There’s a beautiful Midrash which asks us to contemplate the sight of the waters of a river on a rainy day. Suddenly we notice the head of a fish rising above those waters: it opens it’s mouth in order to take in fresh drops of rain from the skies. Despite already being submerged in water, the fish seeks the new drops.
So too, says the Midrash, we should fight against apathy.

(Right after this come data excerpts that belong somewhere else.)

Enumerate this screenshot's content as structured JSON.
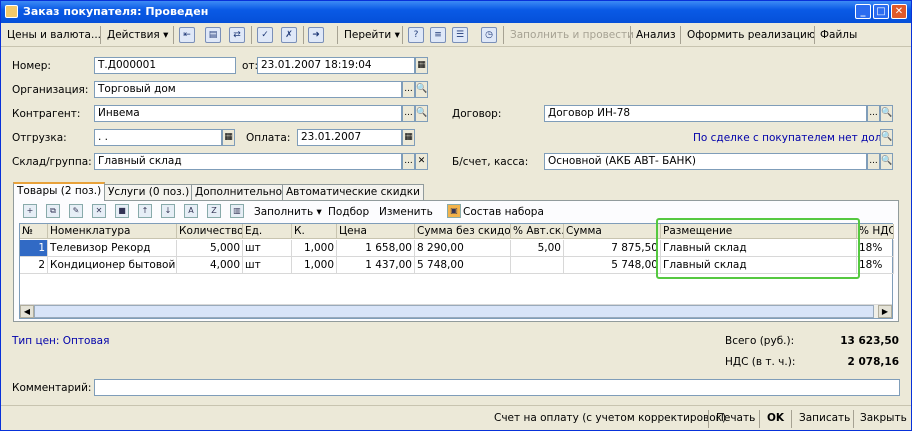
{
  "window": {
    "title": "Заказ покупателя: Проведен",
    "minimize": "_",
    "maximize": "□",
    "close": "✕"
  },
  "toolbar": {
    "prices_currency": "Цены и валюта...",
    "actions": "Действия",
    "goto": "Перейти",
    "help_icon": "?",
    "fill_and_post": "Заполнить и провести",
    "analysis": "Анализ",
    "make_sale": "Оформить реализацию",
    "files": "Файлы",
    "dropdown_glyph": "▾"
  },
  "header": {
    "number_label": "Номер:",
    "number_value": "Т.Д000001",
    "date_label": "от:",
    "date_value": "23.01.2007 18:19:04",
    "organization_label": "Организация:",
    "organization_value": "Торговый дом",
    "counterparty_label": "Контрагент:",
    "counterparty_value": "Инвема",
    "contract_label": "Договор:",
    "contract_value": "Договор ИН-78",
    "shipment_label": "Отгрузка:",
    "shipment_value": ".   .",
    "payment_label": "Оплата:",
    "payment_value": "23.01.2007",
    "debt_link": "По сделке с покупателем нет долга",
    "warehouse_label": "Склад/группа:",
    "warehouse_value": "Главный склад",
    "account_label": "Б/счет, касса:",
    "account_value": "Основной  (АКБ АВТ- БАНК)"
  },
  "field_buttons": {
    "ellipsis": "...",
    "search": "🔍",
    "clear": "✕",
    "calendar": "▦"
  },
  "tabs": [
    {
      "label": "Товары (2 поз.)"
    },
    {
      "label": "Услуги (0 поз.)"
    },
    {
      "label": "Дополнительно"
    },
    {
      "label": "Автоматические скидки"
    }
  ],
  "grid_toolbar": {
    "fill": "Заполнить",
    "selection": "Подбор",
    "change": "Изменить",
    "kit": "Состав набора"
  },
  "table": {
    "columns": [
      "№",
      "Номенклатура",
      "Количество",
      "Ед.",
      "К.",
      "Цена",
      "Сумма без скидок",
      "% Авт.ск.",
      "Сумма",
      "Размещение",
      "% НДС"
    ],
    "rows": [
      [
        "1",
        "Телевизор Рекорд",
        "5,000",
        "шт",
        "1,000",
        "1 658,00",
        "8 290,00",
        "5,00",
        "7 875,50",
        "Главный склад",
        "18%"
      ],
      [
        "2",
        "Кондиционер бытовой",
        "4,000",
        "шт",
        "1,000",
        "1 437,00",
        "5 748,00",
        "",
        "5 748,00",
        "Главный склад",
        "18%"
      ]
    ]
  },
  "footer": {
    "price_type": "Тип цен: Оптовая",
    "total_label": "Всего (руб.):",
    "total_value": "13 623,50",
    "vat_label": "НДС (в т. ч.):",
    "vat_value": "2 078,16",
    "comment_label": "Комментарий:",
    "comment_value": ""
  },
  "statusbar": {
    "invoice": "Счет на оплату (с учетом корректировок)",
    "print": "Печать",
    "ok": "OK",
    "save": "Записать",
    "close": "Закрыть"
  },
  "colors": {
    "title_bar": "#0550d9",
    "highlight_frame": "#55c840",
    "link": "#0000aa"
  }
}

We need to be enthusiastic and passionate about the opportunities presented to us for the performance of Mitzvot.
Even though we might be immersed within the waters of full Torah observance, when an opportunity comes for a new Mitzvah to be performed, we must relate to it as if we’ve never done it before.
So too, the Ohr Hachaim Hakodosh explains the concept of being ‘Shomer Shabbat’, which we usually understand to mean ‘to keep Shabbat’. The Ohr Hachaim Hakadosh says instead, one is ‘Shomer Shabbat’ from Sunday to Friday, as ‘Shomer’ means to look forward, and on Shabbat itself, you are ‘Osser Shabbat’, you are doing or making Shabbat. He takes this from a verse in the book of Bereshit.
“Vayekanu vo echav” – we are told how Yosef revealed his dreams to his family, and his brothers were jealous of him because of those dreams. And what was the response of his father? “Ve aviv shamar et hadavar” – his father looked forward to the fulfilment of the dreams as he knew that there was some element of truth in them.
Joseph’s dreams would come to fruition; he was “Shomer” the matter – he looked forward to it happening.
So too, said the Ohr Hachaim Hakadosh: we need to be ‘Shomer Shabbat’ through the days of the week, to anticipate the arrival of the next Shabbat as if we have never had Shabbat before. So too with regard to being ‘Shomer Mitzvot’: let us remember the blessing of Jacob our ancestor to guarantee that there will always be excitement, that there will always be a buzz around the performance of Mitzvot, and as a result we will truly be able to be Shomrei Mitzvot: to look forward to the performance of Mitzvahs, and also, to keep them properly.